Les Collectifs de Sans-papiers et les familles de victimes de violences policières, regroupés au sein de la marche des solidarités, appellent à manifester pour la commémoration des 23 ans de l’expulsion violente des Sans-papiers par la police, alors qu’ils occupaient l’église Saint-Bernard. Les forces de l’ordre ont fracassé la porte de l’église le 23 août 1996, à coups de hache et de merlin !

2019, année de violences policières : les migrants et sans-papiers, une cible idéale

Avec un président qui se targue d’être le meilleur défenseur des migrants devant les institutions internationales, les violences visant les migrants et les sans-papiers ont atteint un sommet.

L’adoption de la loi asile-immigration a dégradé encore davantage la situation dans les centres de rétention administrative, amenant des grèves de la faim et des tentatives de suicide. À côté de la porte de La Chapelle, lieu de départ de cette manifestation, plusieurs personnes se sont suicidées ou sont mortes pour des raisons diverses (Refus de régularisation, froid, etc.). En général, cette année a été marquée par la multiplication d’actes de violence policière lors des différents mouvements de revendications sociales.

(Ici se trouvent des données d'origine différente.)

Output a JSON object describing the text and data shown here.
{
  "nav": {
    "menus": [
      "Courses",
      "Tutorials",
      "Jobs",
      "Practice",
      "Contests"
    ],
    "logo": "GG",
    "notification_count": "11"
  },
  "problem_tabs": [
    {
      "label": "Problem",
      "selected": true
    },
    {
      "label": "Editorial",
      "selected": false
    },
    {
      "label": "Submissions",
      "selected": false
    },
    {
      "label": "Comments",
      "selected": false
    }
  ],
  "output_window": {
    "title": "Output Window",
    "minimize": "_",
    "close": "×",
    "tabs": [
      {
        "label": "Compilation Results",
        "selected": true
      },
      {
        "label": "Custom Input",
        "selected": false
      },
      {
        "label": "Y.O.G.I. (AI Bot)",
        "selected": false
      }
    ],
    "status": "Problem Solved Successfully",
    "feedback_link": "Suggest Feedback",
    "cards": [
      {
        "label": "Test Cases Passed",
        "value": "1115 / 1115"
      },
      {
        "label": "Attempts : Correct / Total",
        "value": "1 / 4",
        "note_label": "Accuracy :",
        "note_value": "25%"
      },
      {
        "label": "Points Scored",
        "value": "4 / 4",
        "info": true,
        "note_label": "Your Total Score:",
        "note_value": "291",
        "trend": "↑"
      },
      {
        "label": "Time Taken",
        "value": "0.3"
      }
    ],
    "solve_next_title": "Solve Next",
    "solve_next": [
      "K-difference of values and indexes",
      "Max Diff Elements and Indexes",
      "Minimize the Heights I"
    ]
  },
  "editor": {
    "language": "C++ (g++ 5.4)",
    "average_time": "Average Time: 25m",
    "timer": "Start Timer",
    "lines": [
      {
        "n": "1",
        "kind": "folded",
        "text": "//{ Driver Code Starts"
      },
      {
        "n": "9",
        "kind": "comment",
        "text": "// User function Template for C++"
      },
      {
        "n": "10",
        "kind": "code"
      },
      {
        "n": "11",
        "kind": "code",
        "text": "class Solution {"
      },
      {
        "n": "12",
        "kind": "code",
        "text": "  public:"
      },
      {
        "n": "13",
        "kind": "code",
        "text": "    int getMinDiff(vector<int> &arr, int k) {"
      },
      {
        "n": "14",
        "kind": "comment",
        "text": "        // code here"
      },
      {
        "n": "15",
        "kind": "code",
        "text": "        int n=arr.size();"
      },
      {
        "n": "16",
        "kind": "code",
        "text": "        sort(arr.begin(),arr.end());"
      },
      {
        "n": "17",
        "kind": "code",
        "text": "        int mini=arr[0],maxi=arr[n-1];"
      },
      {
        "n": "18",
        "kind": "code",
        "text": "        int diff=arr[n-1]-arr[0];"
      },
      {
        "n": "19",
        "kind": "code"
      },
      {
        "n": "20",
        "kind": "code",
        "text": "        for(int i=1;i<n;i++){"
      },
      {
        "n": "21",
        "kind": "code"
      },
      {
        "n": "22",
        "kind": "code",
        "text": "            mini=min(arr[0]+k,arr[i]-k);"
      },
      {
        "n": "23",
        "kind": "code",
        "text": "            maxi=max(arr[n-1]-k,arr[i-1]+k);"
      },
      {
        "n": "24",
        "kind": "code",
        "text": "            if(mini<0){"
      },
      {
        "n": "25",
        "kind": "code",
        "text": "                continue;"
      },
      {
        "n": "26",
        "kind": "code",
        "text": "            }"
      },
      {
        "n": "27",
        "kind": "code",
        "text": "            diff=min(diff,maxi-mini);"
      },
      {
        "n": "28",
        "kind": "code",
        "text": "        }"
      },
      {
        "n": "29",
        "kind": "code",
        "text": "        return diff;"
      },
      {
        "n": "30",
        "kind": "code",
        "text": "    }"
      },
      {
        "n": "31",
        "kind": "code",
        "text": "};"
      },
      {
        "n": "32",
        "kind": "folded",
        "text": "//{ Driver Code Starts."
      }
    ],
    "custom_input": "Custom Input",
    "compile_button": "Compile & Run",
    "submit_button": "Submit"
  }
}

Mais on a aussi vu des événements majeurs dans la lutte pour les droits des sans-papiers. Le 18 décembre, à l’occasion de la journée internationale des migrant.e.s, 250 organisations ont organisé ensemble des manifestations dans plus de 40 villes, pour la défense des droits des migrants. Le 16 Mars, la Marche des Solidarités organisait à Paris une manifestation contre le racisme d’État et les violences policières, qui a convergé avec les Gilets Jaunes et La « Marche du siècle » pour le climat, inscrivant le combat antiraciste au coeur des luttes pour les droits. La convergence autour des combats des collectifs de victimes de violences policières prouve que les luttes doivent plus que jamais être menées ensemble.

Récemment, les travailleurs sans-papiers sont entrés en lutte comme ceux de Chronopost qui campent devant le site de Chronopost à Alfortville depuis le 11 juin ou encore les actions d’occupation du mouvement des gilets noirs dont l’évacuation de la dernière en date au Panthéon, nous rappelle étrangement, de par sa violence, celle de Saint-Bernard.

Nous appelons donc tout le monde à se mobiliser pour :

  • La liberté de circulation et d’installation de tou.t.e.s
  • La régularisation de tous les sans-papiers
  • La fermeture des centres de rétention
  • Exiger que justice soit rendue à tou.t.e.s les migrant.e.s victimes de violence policière

MANIFESTONS NOMBREUX LE SAMEDI 24 AOÛT 2019 A PARTIR DE 14H30 Départ : Porte de La Chapelle Arrivée : église Saint-Bernard


Appel commun CISPM / Marche des solidarités / UNSP.
Premiers soutiens : ACTIT (Association Culturelle des Travailleurs Immigrés en Turquie) ; Collectif Faty Koumba ; UJFP (Union Juive Française pour la Paix) ; Union Syndicale Solidaires…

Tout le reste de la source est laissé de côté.